Fort des performances remarquables du système de défense aérienne S-400 Triumf lors du récent conflit indo-pakistanais, l’Inde envisage d’étendre sa flotte en commandant cinq escadrons supplémentaires auprès de la Russie. Moscou a par ailleurs confirmé la livraison des deux unités restantes de la commande initiale de 2018, prévue pour novembre 2026. Cette expansion, estimée à plus de 5 milliards de dollars, témoigne de l’efficacité redoutable du S-400, capable de neutraliser des cibles pakistanaises de haute valeur à des portées inédites.
Selon un rapport paru dans The Times of India, cette proposition occupera une place centrale lors du sommet entre le Premier ministre indien Narendra Modi et le président russe Vladimir Poutine, prévu le 5 décembre à Moscou. Des sources proches de la Défense ont révélé que l’Armée de l’air indienne (IAF) a officiellement demandé cette augmentation afin de renforcer sa stratégie de défense aérienne multicouche, notamment le long de la frontière ouest, où le S-400 — baptisé Sudarshan Chakra dans l’armée indienne — s’est imposé comme un bouclier infranchissable lors de l’opération Sindoor en mai 2025.
Déployé sur des bases avancées clés comme celle d’Adampur, le système russe a intercepté avec une rigueur implacable les incursions pakistanaises. Le chef de l’IAF, le maréchal de l’air A.P. Singh, s’est exprimé lors de la 16e conférence commémorative L.M. Katre à Bengaluru le 9 août, qualifiant le S-400 de « révolutionnaire » et lui attribuant la destruction d’au moins cinq chasseurs pakistanais de haute technologie, notamment des F-16 et JF-17, ainsi que d’une plate-forme aéroportée d’alerte avancée et de contrôle (AEW&C) de type Erieye.
Le fait d’armes le plus marquant demeure la destruction confirmée à 314 km d’une cible pakistanaise de haute valeur, probablement un appareil de renseignement électronique (ELINT) ou un autre AEW&C, marquant ainsi le « plus long tir réussi jamais enregistré » par un système de missile sol-air au niveau mondial. De plus, le S-400 a neutralisé un missile antinavire d’origine chinoise CM-400AKG (CKG-400M) lancé vers une base aérienne indienne, empêchant ainsi une attaque potentielle contre les installations du S-400.
Le maréchal Singh a souligné : « La portée exceptionnelle de ce système a empêché leurs avions d’utiliser leurs armes, notamment les bombes à plané longue portée ; ils n’ont pu employer aucune de ces munitions car ils n’ont pas réussi à dépasser la défense. » Le système a également dissuadé plus de 50 salves de drones-missiles pakistanais sur 15 sites différents.
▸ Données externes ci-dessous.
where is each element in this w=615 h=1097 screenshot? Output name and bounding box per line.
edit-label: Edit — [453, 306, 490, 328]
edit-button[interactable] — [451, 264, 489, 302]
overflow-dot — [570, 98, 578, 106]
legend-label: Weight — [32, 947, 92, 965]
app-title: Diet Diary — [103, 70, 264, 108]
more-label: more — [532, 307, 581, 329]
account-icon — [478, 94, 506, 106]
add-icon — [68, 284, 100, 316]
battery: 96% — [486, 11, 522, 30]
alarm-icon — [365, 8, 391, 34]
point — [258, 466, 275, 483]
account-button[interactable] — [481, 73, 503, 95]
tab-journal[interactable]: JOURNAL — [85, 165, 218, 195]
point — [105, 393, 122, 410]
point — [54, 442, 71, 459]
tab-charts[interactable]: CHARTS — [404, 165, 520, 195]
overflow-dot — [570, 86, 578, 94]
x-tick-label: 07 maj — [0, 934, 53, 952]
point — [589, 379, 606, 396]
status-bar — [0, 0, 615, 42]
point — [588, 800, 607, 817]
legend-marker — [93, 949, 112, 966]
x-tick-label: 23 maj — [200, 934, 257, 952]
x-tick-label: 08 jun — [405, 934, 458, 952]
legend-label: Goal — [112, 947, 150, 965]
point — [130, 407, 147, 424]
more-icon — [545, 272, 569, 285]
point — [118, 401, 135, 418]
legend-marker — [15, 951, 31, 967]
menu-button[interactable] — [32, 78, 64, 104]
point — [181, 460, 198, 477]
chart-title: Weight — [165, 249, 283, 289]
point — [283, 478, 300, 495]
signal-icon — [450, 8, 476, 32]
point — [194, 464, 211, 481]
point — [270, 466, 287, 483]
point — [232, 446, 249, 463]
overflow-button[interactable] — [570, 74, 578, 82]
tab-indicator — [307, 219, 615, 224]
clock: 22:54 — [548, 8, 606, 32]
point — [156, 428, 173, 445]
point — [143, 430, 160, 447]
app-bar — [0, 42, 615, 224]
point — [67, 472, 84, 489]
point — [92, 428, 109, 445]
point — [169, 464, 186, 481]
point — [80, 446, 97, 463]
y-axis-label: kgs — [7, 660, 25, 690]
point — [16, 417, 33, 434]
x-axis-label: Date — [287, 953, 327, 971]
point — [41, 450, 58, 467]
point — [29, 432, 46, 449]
L’analyse des débris récupérés sur les lieux des interceptions, à Dinga (Pakistan), Amritsar, Pathankot et Bhuj, a permis d’éclairer les profils de lancement pakistanais ainsi que la composition des sous-systèmes chinois.
Les affirmations pakistanaises selon lesquelles un escadron S-400 aurait été détruit à Adampur en « 20 minutes » ont été démenties par des sources de renseignement ouvertes, notamment des images satellites montrant des traces d’entretien courant faussement interprétées comme des dommages de combat.
Le contrat initial de 2018 portant sur cinq escadrons S-400, d’un montant de 5,4 milliards de dollars (environ 40 000 crores INR), avait été freiné par l’invasion de l’Ukraine par la Russie, retardant la livraison des deux dernières unités initialement prévues pour 2024. Trois escadrons sont aujourd’hui opérationnels, protégeant la région de la capitale nationale et les frontières occidentales. La récente garantie russe de livraisons en novembre 2026 a apaisé les inquiétudes de l’IAF, qui « croise les doigts » pour un déploiement dans les délais.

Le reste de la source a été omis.